今まで。弟である矢霧誠二がこの世に生をうけてから今まで、一度も弟以外のことなど考えたこともなかった。
――誠二誠二誠二誠二誠二誠二。あぁ、あなたは何でそんなに…誠二誠二誠二誠二誠二。
彼女の思考はその一つだった。
いつからなのか。彼女は思案する。いつからその思考にこの男が入ってきたのか。いつから一秒でも誠二のことを考えない時間ができたのか。
はじめは、『あの男何様なのかしら。男って…誠二は別。あぁ…』ほんの一瞬。愚痴のようにあの男の嫌な所を思い出し、そのイヤな記憶を 『誠二』で埋め尽くしていた。その繰り返しが続いて、一秒、二秒、三秒…。
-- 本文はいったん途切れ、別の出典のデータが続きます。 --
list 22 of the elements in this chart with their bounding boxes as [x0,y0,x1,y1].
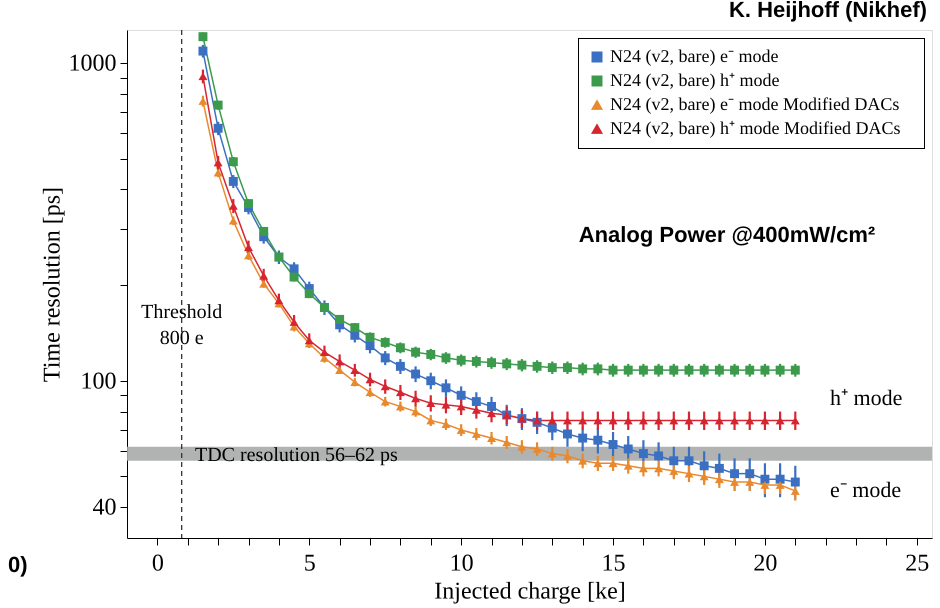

そしてあの男への愚痴だったのが段々『まだ帰ってこないのか』など夫を待つ妻のようになっていき。気付けば弟の誠二よりも彼女の頭の中を支配していた。『姉さん』という弟の声がいつから『波江さん』『波江』という忌々しいあの男の声になったのか。
――やめてやめて。私の中に踏みいって来ないで。私は誠二を愛しているの、一生、呼吸と同じように、それが当たり前というように弟を愛しているの。どうして貴方は。臨也、貴方は私の中にそんないともたやすく入ってくるの。
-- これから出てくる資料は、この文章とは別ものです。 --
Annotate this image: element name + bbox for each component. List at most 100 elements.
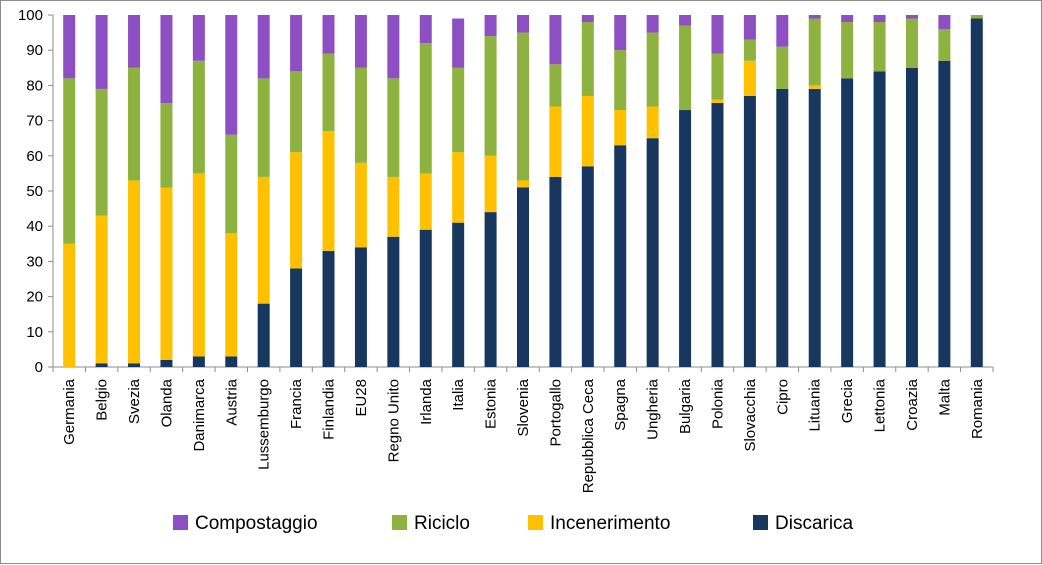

心の中の叫びは。心の中でのみ発しられていた叫びは。いつしか現実となり。雇い主である男にぶちまけられることとなった。あの男は、そのとき。いつものような人間全てを愛しているといいながら全てを蔑むような、バカにしたような、軽く中二病のような黒幕気取った感じではなくて。簡単に言ってしまえば、『いつものあいつ』なんかじゃなくて。
とてもとても寂しげな顔で。
それでいて嬉しいけれど、素直に喜べない。そんな切ない表情で。
世界の、終わりのような、顔をして。
「ごめんね」
「波江さんにとって俺は邪魔だね」
「でもね。好きになっちゃった。たとえどんなに波江さんが誠二君のこと好きでも。俺がどんなに人間のこと平等に愛しようとしても。あんたは俺の特別だ」
「あんたが誠二君のこと好きなのと同じでさ。俺、上司として波江さんのそばにいるだけで幸せだった。…つらい、なぁ」
そして、私はそこから逃げ出した。
あれから一週間経ち。冒頭に戻るのだ。
曇った夜空を見上げるのにも飽き、彼女は、矢霧波江は事務所の床に寝ている雇い主を見た。タダでさえ色白で中性的な顔立ちの男は雪よりも蒼白かった。そして、まるでその白と対比しているが如く、床は彼の真っ赤な血で覆われていた。
なくしてから気づく。
呼吸と同じように、愛することが当たり前で。自分が彼に愛を、向けているのにも、気付けなかった。
そして。彼がずっと自分のことを大切に思っていてくれていることにも、当然気付けなかった。
なくしてからじゃ、もう遅い。
床に倒れている折原臨也の瞳は曇り夜空とは対照的に、とてもとても澄んでいた。